Even if the full 5 percent VRS change was implemented for returning teachers, the increase in the new step one would have been about 2.5 percent above the fiscal year 2012 beginning teacher salary and 2.5 percent below the next step, Torre said — still short of a 3.25 percent increase.
Though thousands of teachers are hired each year, they fall in a variety of places across the salary scale — not just at the bottom, the system said. As of Oct. 31, the system had 877 teachers on step one, Torre said.
But lowering the salary scale could put this year's entry-level hires perpetually behind all others in the system, Greenburg said in a plea to school board members Thursday night, as the board began to discuss budget adjustments for this and the last fiscal year.

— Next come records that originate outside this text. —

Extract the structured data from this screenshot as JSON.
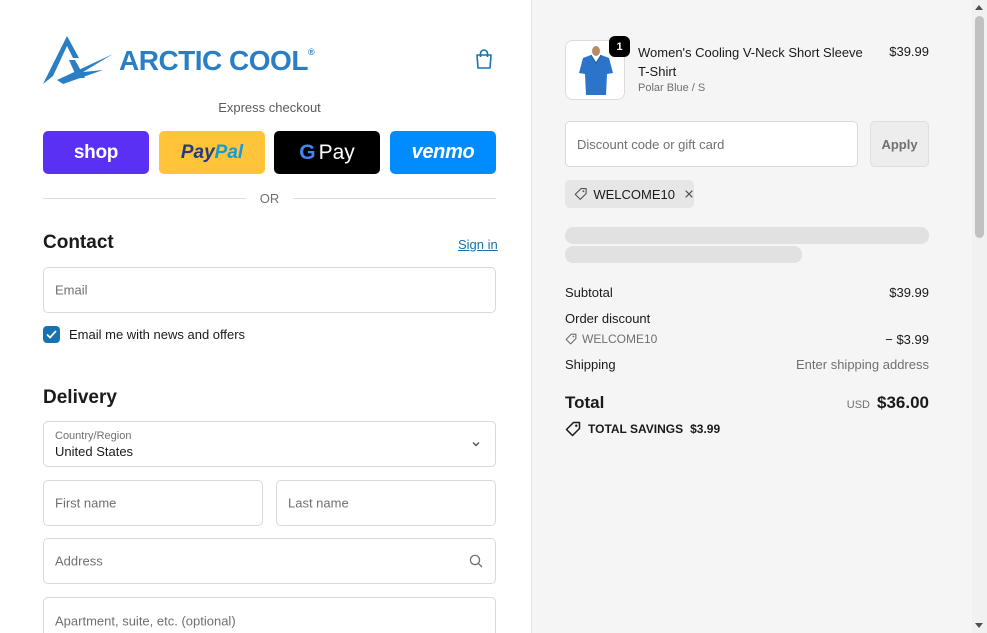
{
  "brand": {
    "name": "ARCTIC COOL",
    "registered_mark": "®",
    "color": "#2a7fc4"
  },
  "express": {
    "label": "Express checkout",
    "buttons": [
      {
        "id": "shop",
        "label": "shop",
        "color": "#5a31f4"
      },
      {
        "id": "paypal",
        "label_part1": "Pay",
        "label_part2": "Pal",
        "color": "#ffc439"
      },
      {
        "id": "gpay",
        "label_g": "G",
        "label": "Pay",
        "color": "#000000"
      },
      {
        "id": "venmo",
        "label": "venmo",
        "color": "#008cff"
      }
    ],
    "divider": "OR"
  },
  "contact": {
    "title": "Contact",
    "signin_label": "Sign in",
    "email_placeholder": "Email",
    "news_label": "Email me with news and offers",
    "news_checked": true
  },
  "delivery": {
    "title": "Delivery",
    "country_label": "Country/Region",
    "country_value": "United States",
    "first_name_placeholder": "First name",
    "last_name_placeholder": "Last name",
    "address_placeholder": "Address",
    "apartment_placeholder": "Apartment, suite, etc. (optional)"
  },
  "summary": {
    "product": {
      "name": "Women's Cooling V-Neck Short Sleeve T-Shirt",
      "variant": "Polar Blue / S",
      "price": "$39.99",
      "quantity": "1"
    },
    "discount_placeholder": "Discount code or gift card",
    "apply_label": "Apply",
    "applied_code": "WELCOME10",
    "subtotal_label": "Subtotal",
    "subtotal_value": "$39.99",
    "order_discount_label": "Order discount",
    "discount_code": "WELCOME10",
    "discount_value": "− $3.99",
    "shipping_label": "Shipping",
    "shipping_value": "Enter shipping address",
    "total_label": "Total",
    "currency": "USD",
    "total_value": "$36.00",
    "savings_label": "TOTAL SAVINGS",
    "savings_value": "$3.99"
  }
}
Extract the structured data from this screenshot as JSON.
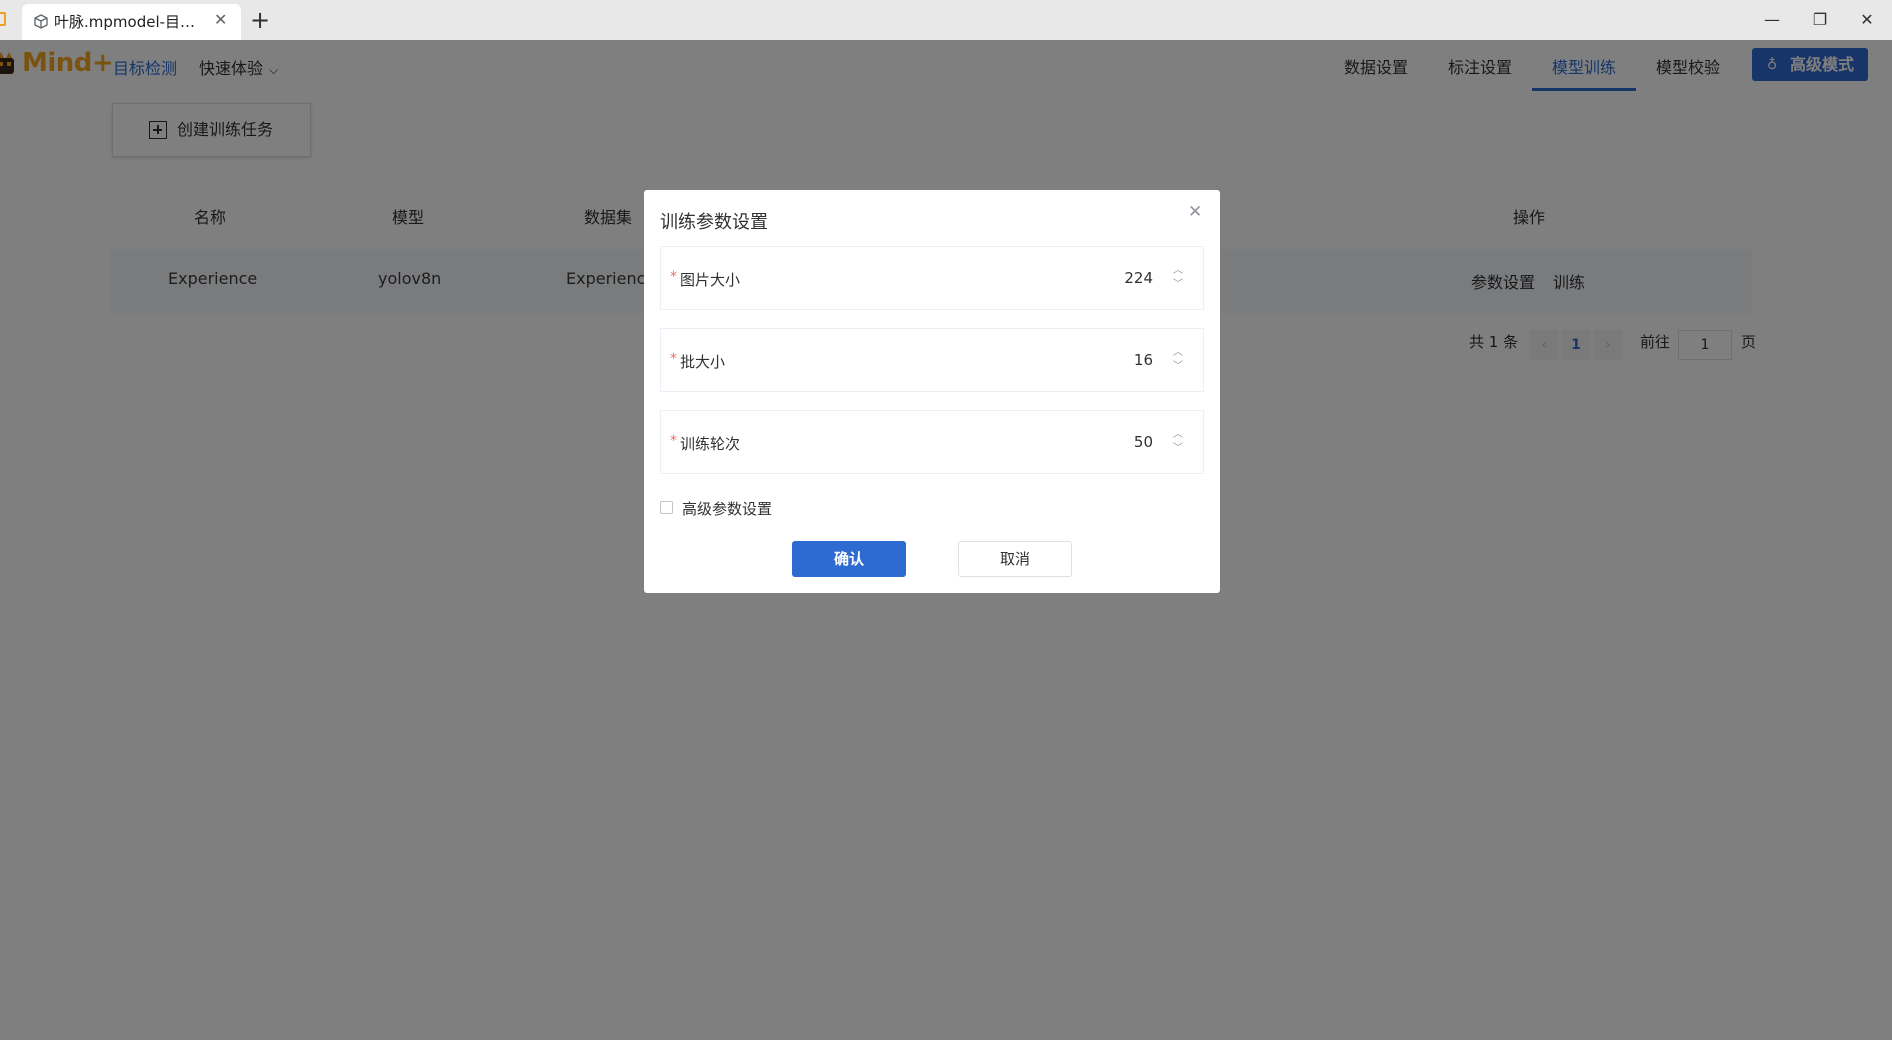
{
  "browser": {
    "tab_title": "叶脉.mpmodel-目…",
    "close_glyph": "✕",
    "new_tab_glyph": "+",
    "window_controls": {
      "minimize": "—",
      "restore": "❐",
      "close": "✕"
    }
  },
  "header": {
    "logo_text": "Mind+",
    "current_module": "目标检测",
    "quick_menu": "快速体验",
    "chevron": "⌵",
    "tabs": [
      {
        "label": "数据设置"
      },
      {
        "label": "标注设置"
      },
      {
        "label": "模型训练"
      },
      {
        "label": "模型校验"
      }
    ],
    "active_tab": "模型训练",
    "advanced_mode": "高级模式",
    "flask_glyph": "♁"
  },
  "toolbar": {
    "create_task": "创建训练任务"
  },
  "table": {
    "columns": [
      "名称",
      "模型",
      "数据集",
      "操作"
    ],
    "rows": [
      {
        "name": "Experience",
        "model": "yolov8n",
        "dataset": "Experience",
        "actions": [
          "参数设置",
          "训练"
        ]
      }
    ]
  },
  "pagination": {
    "total_text": "共 1 条",
    "prev": "‹",
    "next": "›",
    "current_page": "1",
    "goto_label": "前往",
    "goto_value": "1",
    "page_suffix": "页"
  },
  "dialog": {
    "title": "训练参数设置",
    "close_glyph": "✕",
    "required_mark": "*",
    "spin_up": "︿",
    "spin_down": "﹀",
    "fields": [
      {
        "label": "图片大小",
        "value": "224"
      },
      {
        "label": "批大小",
        "value": "16"
      },
      {
        "label": "训练轮次",
        "value": "50"
      }
    ],
    "advanced_checkbox": "高级参数设置",
    "advanced_checked": false,
    "confirm": "确认",
    "cancel": "取消"
  },
  "colors": {
    "primary": "#2e6bd0",
    "brand": "#f5a623",
    "required": "#f56c6c",
    "overlay": "rgba(0,0,0,0.5)"
  }
}
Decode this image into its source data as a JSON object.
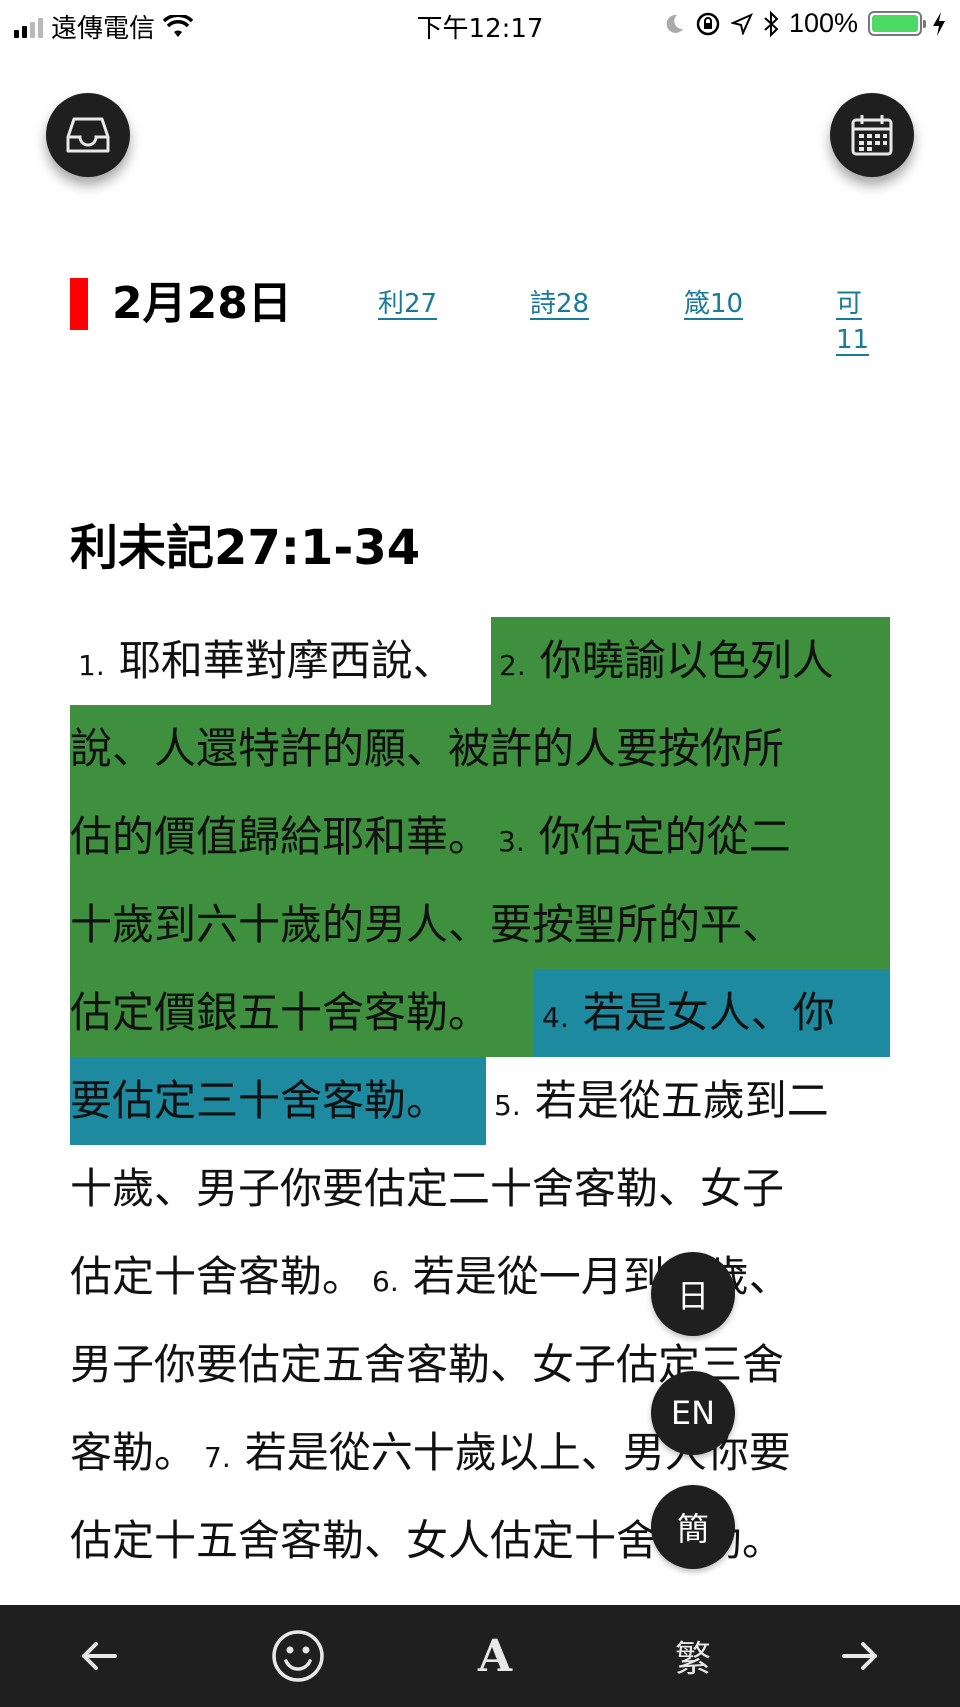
{
  "status_bar": {
    "carrier": "遠傳電信",
    "time": "下午12:17",
    "battery": "100%",
    "battery_level": 1.0
  },
  "header": {
    "date": "2月28日",
    "readings": [
      "利27",
      "詩28",
      "箴10",
      "可11"
    ]
  },
  "passage": {
    "title": "利未記27:1-34",
    "lines": [
      [
        {
          "n": "1.",
          "t": "耶和華對摩西說、"
        },
        {
          "n": "2.",
          "t": "你曉諭以色列人"
        }
      ],
      [
        {
          "t": "說、人還特許的願、被許的人要按你所"
        }
      ],
      [
        {
          "t": "估的價值歸給耶和華。"
        },
        {
          "n": "3.",
          "t": "你估定的從二"
        }
      ],
      [
        {
          "t": "十歲到六十歲的男人、要按聖所的平、"
        }
      ],
      [
        {
          "t": "估定價銀五十舍客勒。"
        },
        {
          "n": "4.",
          "t": "若是女人、你"
        }
      ],
      [
        {
          "t": "要估定三十舍客勒。"
        },
        {
          "n": "5.",
          "t": "若是從五歲到二"
        }
      ],
      [
        {
          "t": "十歲、男子你要估定二十舍客勒、女子"
        }
      ],
      [
        {
          "t": "估定十舍客勒。"
        },
        {
          "n": "6.",
          "t": "若是從一月到五歲、"
        }
      ],
      [
        {
          "t": "男子你要估定五舍客勒、女子估定三舍"
        }
      ],
      [
        {
          "t": "客勒。"
        },
        {
          "n": "7.",
          "t": "若是從六十歲以上、男人你要"
        }
      ],
      [
        {
          "t": "估定十五舍客勒、女人估定十舍客勒。"
        }
      ]
    ]
  },
  "lang_buttons": [
    "日",
    "EN",
    "簡"
  ],
  "toolbar": {
    "traditional_label": "繁",
    "font_label": "A"
  },
  "colors": {
    "highlight_green": "#3e8f3e",
    "highlight_blue": "#1d8aa0",
    "date_marker": "#ff0000",
    "link": "#1a7a9a"
  }
}
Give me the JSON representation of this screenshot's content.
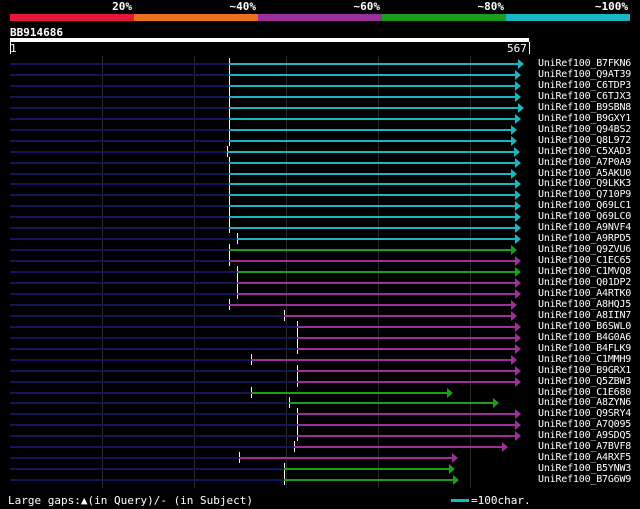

"Several of us misunderstood maybe during the budget process that some of the new hires were held behind," school board member Paty Reed (Providence) said Thursday. "[We have to make sure] with the changes in VRS they aren't always behind."
The discussion comes as the school board prepares to vote on its final fiscal year 2012 budget review later this month, which shows the system coming in $44.4 million under what it expected to spend that year, according to school board documents.
Greenburg asked the board Thursday to use some of the extra funding to remedy the salary disparity.
But Dale told board members the system will also face a $64 million funding gap in fiscal year 2014 after it completes the remaining 3 percent VRS shift required by state law, among other requirements and federal funding loses.
"We're in dire straits here," Reed said. "... We are going to have a lot of work ahead of us and think creatively about what to do."
"You want advice? Stop spending," Dale said.
The school board will discuss the budget review further at a 3:30 p.m. work session Monday.